Chuckee Cheese was better. But this girl was gobbling school pizza like she’d crossed a desert for four days without food.
“Period’s almost over. You gonna eat the fries?”
“Nah. Have at it,” Tahli pushed them over, gawking at the wonder. Tahli could put food away. But compared to this girl, Tahli had seen more decorum at the Nathan’s Hot Dog Eating Contest.
After gulping down the Snapple without breathing, the girl burped; giving Tahli her eyes again. “You had gym last period.”
“Huh?”
“I said you had gym last period,” she exposed. “I saw you when I was going to Health. You’re a fucking liar, but I’m a still eat ya food.”
Tahli chewed her cheek before shrugging.
“I saw you, too.” She leaned in closer. “Stealing fries from Tyesha.”
For a moment, the girl’s arrogant-bordering confidence took a noticeable blow.
“So, you don’t got no friends or nothing?
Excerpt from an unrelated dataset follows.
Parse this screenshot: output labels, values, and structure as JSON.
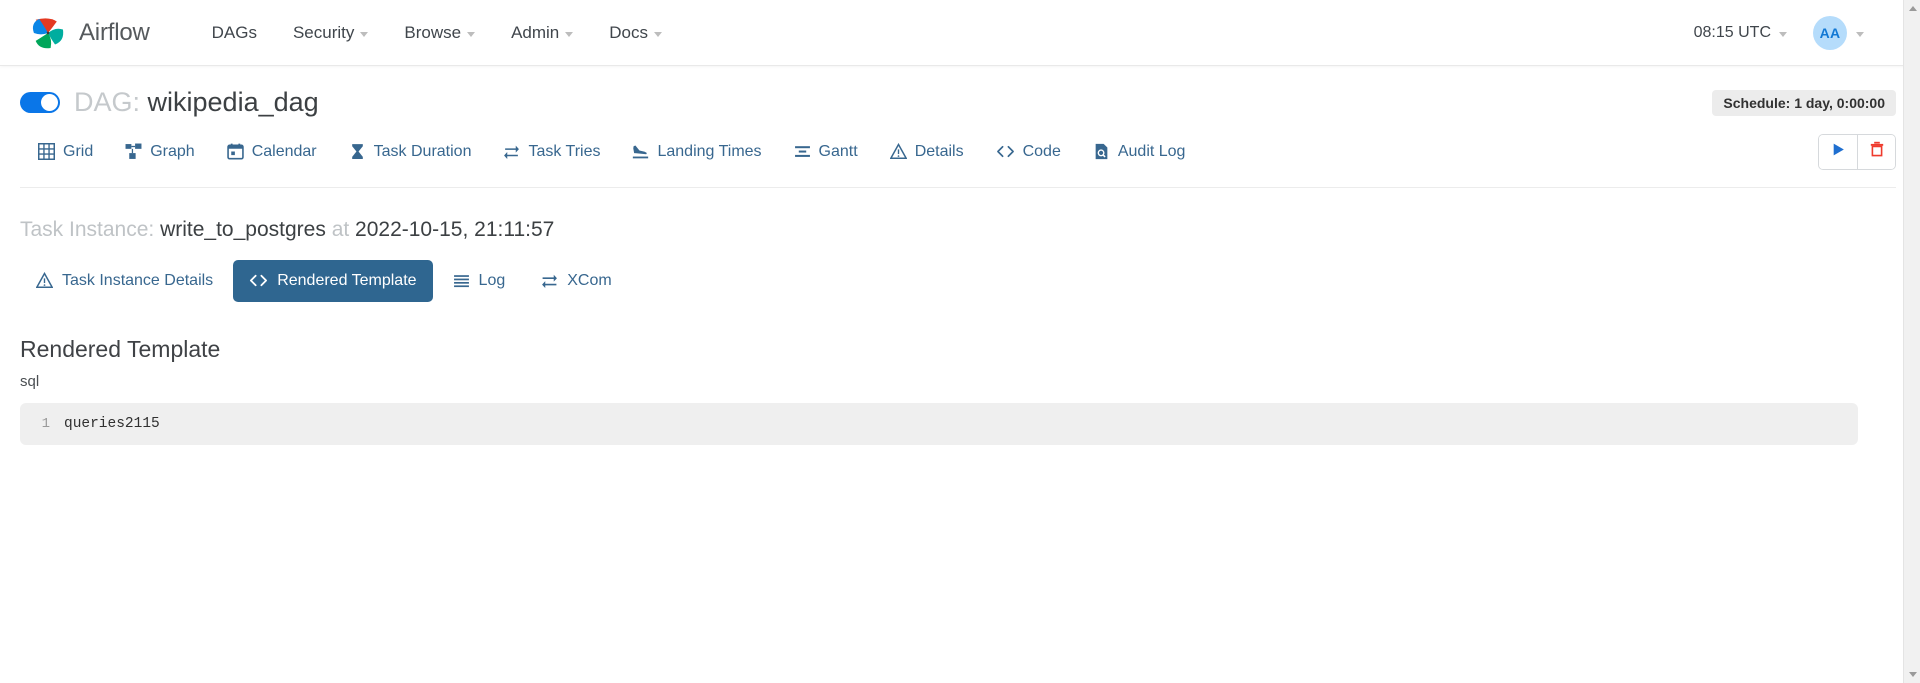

You just scour the lunchroom feeding the needy like a black ass Mother Teresa?”
Tahli snorted. “My best friend isn’t here today. And I know people, but I don’t rock wit’ too many folks like that.”
The girl nodded. “What’s your name?”
“Tahli.”
“I’m Paige.”
“Cool.” After a moment, Tahli squinted. “Why you looking at me like that?”
“Like what?”
“I don’t know.”
The girl shrugged. “You cute.”
Tahli fought off awkwardness. “I like boys.”
Paige grimaced. “Why?”
When Tahli couldn’t answer, they both let loose giggles that subsided with Tahli’s next inquiry.